The recognition that European countries brought violence, disease, and other sufferings to the inhabitants of the Western Hemisphere at that time has led in recent years to a reassessment of this holiday, including calls to cancel it and celebrate it commemorations of indigenous peoples.

Last week, President Joe Biden announced for the first time the celebration of Indigenous Peoples’ Day on Monday.

As noted in the presidential statement, today, we recognize that many European researchers have brought injustice and atrocities to indigenous peoples.

“The measure of our greatness as a country is that we do not seek to hide these shameful episodes of our past – we honestly acknowledge them, identify them and do everything possible to overcome them.”

This Monday, Indigenous Peoples’ Day is celebrated for the first time in Oregon, located in the northwest of the country, joining 12 other states in which this holiday is celebrated.

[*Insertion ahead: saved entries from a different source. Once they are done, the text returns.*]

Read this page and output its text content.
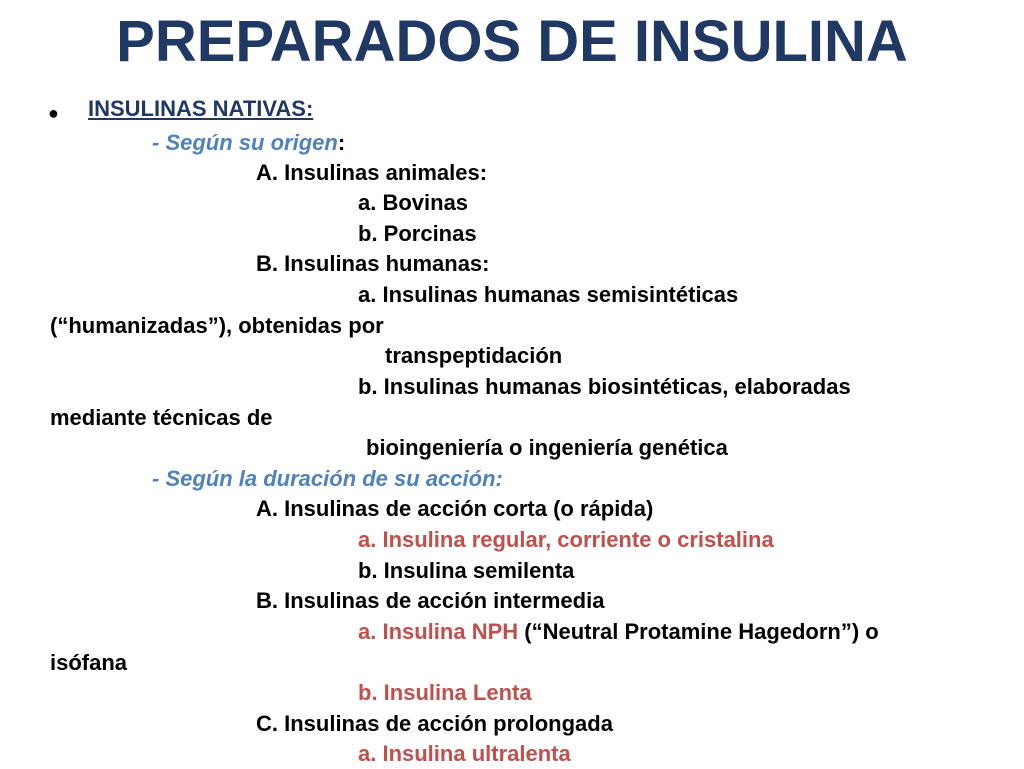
PREPARADOS DE INSULINA
● INSULINAS NATIVAS:
- Según su origen:
A. Insulinas animales:
a. Bovinas
b. Porcinas
B. Insulinas humanas:
a. Insulinas humanas semisintéticas
(“humanizadas”), obtenidas por
transpeptidación
b. Insulinas humanas biosintéticas, elaboradas
mediante técnicas de
bioingeniería o ingeniería genética
- Según la duración de su acción:
A. Insulinas de acción corta (o rápida)
a. Insulina regular, corriente o cristalina
b. Insulina semilenta
B. Insulinas de acción intermedia
a. Insulina NPH (“Neutral Protamine Hagedorn”) o
isófana
b. Insulina Lenta
C. Insulinas de acción prolongada
a. Insulina ultralenta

In South Dakota, the holiday is called Native American Day.

New York and Chicago are once again hosting Columbus Day parades – large-scale annual events that were canceled last year due to the coronavirus pandemic.

Boston hosts a marathon featuring some of the best runners in the world. This event is not timed to any holiday; this year, it was postponed from its traditional April date, and the reason for this was the COVID-19 pandemic.